Senadores do MDB são indiciados pela Polícia Federal por corrupção, lavagem de dinheiro e organização criminosa em esquema de propina.

A Polícia Federal indiciou os senadores Renan Calheiros e Eduardo Braga, ambos do MDB, pelos crimes de corrupção passiva, lavagem de dinheiro e organização criminosa. Além disso, o ex-senador Romero Jucá, também do MDB, foi indiciado no mesmo processo. Segundo a investigação conduzida pela PF, os três políticos teriam atuado em prol do antigo grupo Hypermarcas, atualmente conhecido como Hypera Pharma, em troca de pagamentos de propina.
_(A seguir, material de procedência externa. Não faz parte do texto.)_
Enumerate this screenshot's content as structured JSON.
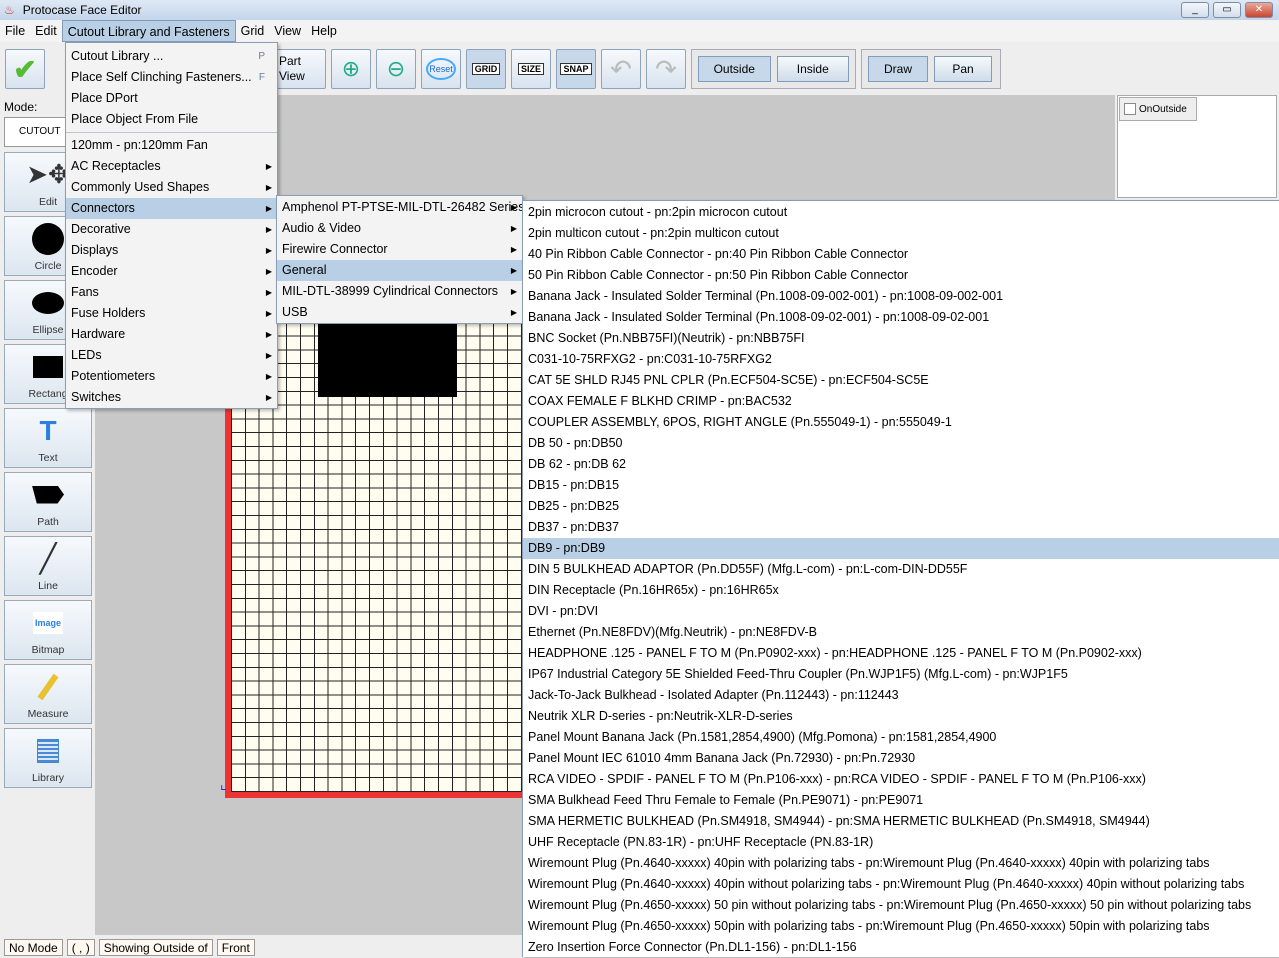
{
  "window": {
    "title": "Protocase Face Editor",
    "minimize": "_",
    "maximize": "▭",
    "close": "✕"
  },
  "menubar": [
    "File",
    "Edit",
    "Cutout Library and Fasteners",
    "Grid",
    "View",
    "Help"
  ],
  "toolbar": {
    "part_view": "Part View",
    "reset": "Reset",
    "grid": "GRID",
    "size": "SIZE",
    "snap": "SNAP",
    "outside": "Outside",
    "inside": "Inside",
    "draw": "Draw",
    "pan": "Pan"
  },
  "left": {
    "mode_label": "Mode:",
    "mode_value": "CUTOUT",
    "tools": [
      "Edit",
      "Circle",
      "Ellipse",
      "Rectang",
      "Text",
      "Path",
      "Line",
      "Bitmap",
      "Measure",
      "Library"
    ],
    "image_icon_text": "Image"
  },
  "right": {
    "onoutside": "OnOutside",
    "onoutside_checked": false
  },
  "status": [
    "No Mode",
    "( , )",
    "Showing Outside of",
    "Front"
  ],
  "menu1": {
    "top": [
      {
        "label": "Cutout Library ...",
        "acc": "P"
      },
      {
        "label": "Place Self Clinching Fasteners...",
        "acc": "F"
      },
      {
        "label": "Place DPort"
      },
      {
        "label": "Place Object From File"
      }
    ],
    "items": [
      {
        "label": "120mm - pn:120mm Fan",
        "sub": false
      },
      {
        "label": "AC Receptacles",
        "sub": true
      },
      {
        "label": "Commonly Used Shapes",
        "sub": true
      },
      {
        "label": "Connectors",
        "sub": true,
        "hl": true
      },
      {
        "label": "Decorative",
        "sub": true
      },
      {
        "label": "Displays",
        "sub": true
      },
      {
        "label": "Encoder",
        "sub": true
      },
      {
        "label": "Fans",
        "sub": true
      },
      {
        "label": "Fuse Holders",
        "sub": true
      },
      {
        "label": "Hardware",
        "sub": true
      },
      {
        "label": "LEDs",
        "sub": true
      },
      {
        "label": "Potentiometers",
        "sub": true
      },
      {
        "label": "Switches",
        "sub": true
      }
    ]
  },
  "menu2": [
    {
      "label": "Amphenol PT-PTSE-MIL-DTL-26482 Series",
      "sub": true
    },
    {
      "label": "Audio & Video",
      "sub": true
    },
    {
      "label": "Firewire Connector",
      "sub": true
    },
    {
      "label": "General",
      "sub": true,
      "hl": true
    },
    {
      "label": "MIL-DTL-38999 Cylindrical Connectors",
      "sub": true
    },
    {
      "label": "USB",
      "sub": true
    }
  ],
  "menu3": {
    "selected": "DB9 - pn:DB9",
    "items": [
      "2pin microcon cutout - pn:2pin microcon cutout",
      "2pin multicon cutout - pn:2pin multicon cutout",
      "40 Pin Ribbon Cable Connector - pn:40 Pin Ribbon Cable Connector",
      "50 Pin Ribbon Cable Connector - pn:50 Pin Ribbon Cable Connector",
      "Banana Jack - Insulated Solder Terminal (Pn.1008-09-002-001) - pn:1008-09-002-001",
      "Banana Jack - Insulated Solder Terminal (Pn.1008-09-02-001) - pn:1008-09-02-001",
      "BNC Socket (Pn.NBB75FI)(Neutrik) - pn:NBB75FI",
      "C031-10-75RFXG2 - pn:C031-10-75RFXG2",
      "CAT 5E SHLD RJ45 PNL CPLR (Pn.ECF504-SC5E) - pn:ECF504-SC5E",
      "COAX FEMALE F BLKHD CRIMP - pn:BAC532",
      "COUPLER ASSEMBLY, 6POS, RIGHT ANGLE (Pn.555049-1) - pn:555049-1",
      "DB 50 - pn:DB50",
      "DB 62 - pn:DB 62",
      "DB15 - pn:DB15",
      "DB25 - pn:DB25",
      "DB37 - pn:DB37",
      "DB9 - pn:DB9",
      "DIN 5 BULKHEAD ADAPTOR (Pn.DD55F) (Mfg.L-com) - pn:L-com-DIN-DD55F",
      "DIN Receptacle (Pn.16HR65x) - pn:16HR65x",
      "DVI - pn:DVI",
      "Ethernet (Pn.NE8FDV)(Mfg.Neutrik) - pn:NE8FDV-B",
      "HEADPHONE .125 - PANEL F TO M (Pn.P0902-xxx) - pn:HEADPHONE .125 - PANEL F TO M (Pn.P0902-xxx)",
      "IP67 Industrial Category 5E Shielded Feed-Thru Coupler (Pn.WJP1F5) (Mfg.L-com) - pn:WJP1F5",
      "Jack-To-Jack Bulkhead - Isolated Adapter (Pn.112443) - pn:112443",
      "Neutrik XLR D-series - pn:Neutrik-XLR-D-series",
      "Panel Mount Banana Jack (Pn.1581,2854,4900) (Mfg.Pomona) - pn:1581,2854,4900",
      "Panel Mount IEC 61010 4mm Banana Jack (Pn.72930)  - pn:Pn.72930",
      "RCA VIDEO - SPDIF - PANEL F TO M (Pn.P106-xxx) - pn:RCA VIDEO - SPDIF - PANEL F TO M (Pn.P106-xxx)",
      "SMA Bulkhead Feed Thru Female to Female (Pn.PE9071) - pn:PE9071",
      "SMA HERMETIC BULKHEAD (Pn.SM4918, SM4944) - pn:SMA HERMETIC BULKHEAD (Pn.SM4918, SM4944)",
      "UHF Receptacle (PN.83-1R) - pn:UHF Receptacle (PN.83-1R)",
      "Wiremount Plug (Pn.4640-xxxxx) 40pin with polarizing tabs - pn:Wiremount Plug (Pn.4640-xxxxx) 40pin with polarizing tabs",
      "Wiremount Plug (Pn.4640-xxxxx) 40pin without polarizing tabs - pn:Wiremount Plug (Pn.4640-xxxxx) 40pin without polarizing tabs",
      "Wiremount Plug (Pn.4650-xxxxx) 50 pin without polarizing tabs - pn:Wiremount Plug (Pn.4650-xxxxx) 50 pin without polarizing tabs",
      "Wiremount Plug (Pn.4650-xxxxx) 50pin with polarizing tabs - pn:Wiremount Plug (Pn.4650-xxxxx) 50pin with polarizing tabs",
      "Zero Insertion Force Connector (Pn.DL1-156) - pn:DL1-156"
    ]
  },
  "colors": {
    "highlight": "#b8cfe5",
    "grid_border": "#ee3333",
    "canvas": "#c8c8c8"
  }
}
A investigação, que durou seis anos, culminou com o envio do relatório final ao Supremo Tribunal Federal (STF) no mês passado. O ministro Edson Fachin, relator do caso, encaminhou o material à Procuradoria-Geral da República (PGR) para análise. A equipe do procurador-geral, Paulo Gonet, agora está revisando o relatório para decidir se apresentará denúncia contra os senadores.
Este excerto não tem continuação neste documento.